Patrice Pantin: I bring out the other side of things. It’s full and yet it’s empty. Like us, like our bodies: we are full and we are also a lot of emptiness. Like the figure of the ghost that is important to me: a visible surface outside, hollow inside. The sheet can fall to the ground and there’s nothing left.
Patrice gives me a last drawing: »Look at this one, it is very close to failure. There’s something crystallizing, but cracking. »
This intensely poetic encounter ended with an image, when I asked Patrice if he saw an origin to all this, a founding moment. « When I was a kid, at my grandmother’s house, there were these decals that we had to soak in a bowl of water so that the film would come off. It floated, you had to grasp it gently and lay it on your skin… »
Do you know how I recognize an artist, a real one?

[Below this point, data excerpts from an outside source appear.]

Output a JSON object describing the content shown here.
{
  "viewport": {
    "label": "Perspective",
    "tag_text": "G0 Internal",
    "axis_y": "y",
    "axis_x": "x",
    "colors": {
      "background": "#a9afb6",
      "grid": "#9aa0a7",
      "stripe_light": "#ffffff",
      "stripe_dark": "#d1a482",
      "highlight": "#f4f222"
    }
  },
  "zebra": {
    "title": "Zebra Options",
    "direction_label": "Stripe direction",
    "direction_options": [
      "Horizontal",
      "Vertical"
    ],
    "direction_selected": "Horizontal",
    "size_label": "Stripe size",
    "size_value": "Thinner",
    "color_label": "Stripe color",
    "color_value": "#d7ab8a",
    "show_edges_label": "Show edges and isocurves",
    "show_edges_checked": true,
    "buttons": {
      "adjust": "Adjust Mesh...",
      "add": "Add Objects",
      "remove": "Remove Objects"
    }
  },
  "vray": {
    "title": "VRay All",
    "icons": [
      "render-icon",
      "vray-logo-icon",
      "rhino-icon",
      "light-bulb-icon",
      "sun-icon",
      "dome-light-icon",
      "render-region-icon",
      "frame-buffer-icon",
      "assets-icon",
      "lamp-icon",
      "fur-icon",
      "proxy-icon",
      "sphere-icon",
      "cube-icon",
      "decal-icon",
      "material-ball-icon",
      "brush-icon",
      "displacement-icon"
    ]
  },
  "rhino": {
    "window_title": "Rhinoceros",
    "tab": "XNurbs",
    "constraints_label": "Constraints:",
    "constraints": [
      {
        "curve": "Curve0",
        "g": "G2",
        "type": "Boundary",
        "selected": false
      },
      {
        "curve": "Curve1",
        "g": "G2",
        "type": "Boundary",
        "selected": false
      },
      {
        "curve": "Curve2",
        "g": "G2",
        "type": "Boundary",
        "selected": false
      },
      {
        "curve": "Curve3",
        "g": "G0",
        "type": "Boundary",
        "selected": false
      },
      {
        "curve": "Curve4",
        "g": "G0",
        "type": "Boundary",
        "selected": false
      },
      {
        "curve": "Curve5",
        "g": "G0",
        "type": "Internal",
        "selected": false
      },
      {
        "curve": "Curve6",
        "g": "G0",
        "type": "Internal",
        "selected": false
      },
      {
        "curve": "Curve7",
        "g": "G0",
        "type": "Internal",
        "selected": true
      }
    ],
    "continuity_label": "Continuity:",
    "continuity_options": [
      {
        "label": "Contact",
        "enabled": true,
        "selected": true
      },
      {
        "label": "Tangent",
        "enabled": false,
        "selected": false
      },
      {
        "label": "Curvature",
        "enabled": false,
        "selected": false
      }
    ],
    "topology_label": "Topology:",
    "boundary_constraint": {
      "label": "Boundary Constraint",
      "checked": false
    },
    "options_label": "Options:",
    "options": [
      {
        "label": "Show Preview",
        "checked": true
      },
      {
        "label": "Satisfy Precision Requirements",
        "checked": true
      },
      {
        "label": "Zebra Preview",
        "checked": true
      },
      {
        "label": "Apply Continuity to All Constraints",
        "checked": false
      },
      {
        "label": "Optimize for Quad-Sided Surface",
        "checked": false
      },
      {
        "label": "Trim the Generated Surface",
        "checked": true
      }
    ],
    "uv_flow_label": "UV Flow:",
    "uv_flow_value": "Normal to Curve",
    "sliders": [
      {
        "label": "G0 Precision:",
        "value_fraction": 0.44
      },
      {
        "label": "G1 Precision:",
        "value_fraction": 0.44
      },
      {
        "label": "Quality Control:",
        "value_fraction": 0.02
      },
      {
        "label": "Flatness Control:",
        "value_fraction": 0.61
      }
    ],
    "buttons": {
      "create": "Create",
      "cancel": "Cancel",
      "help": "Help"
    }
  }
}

To the fact that there is always, in a long conversation with him (or her), no matter how loud the discourse on the work (and certainly not the case of Patrice Pantin), a moment of cracking. A blank. A doubt that rushes in brutally and leaves him speechless. Precisely, in our meeting, there was this moment when Patrice turned to me: »but Bruno, tell me if you think I’m wrong, if all this… » He pointed to his works and his hand fell back down the body with a form of sudden downfall. Without this abyss of doubt around which the artist dances, there is no work, only simulacres.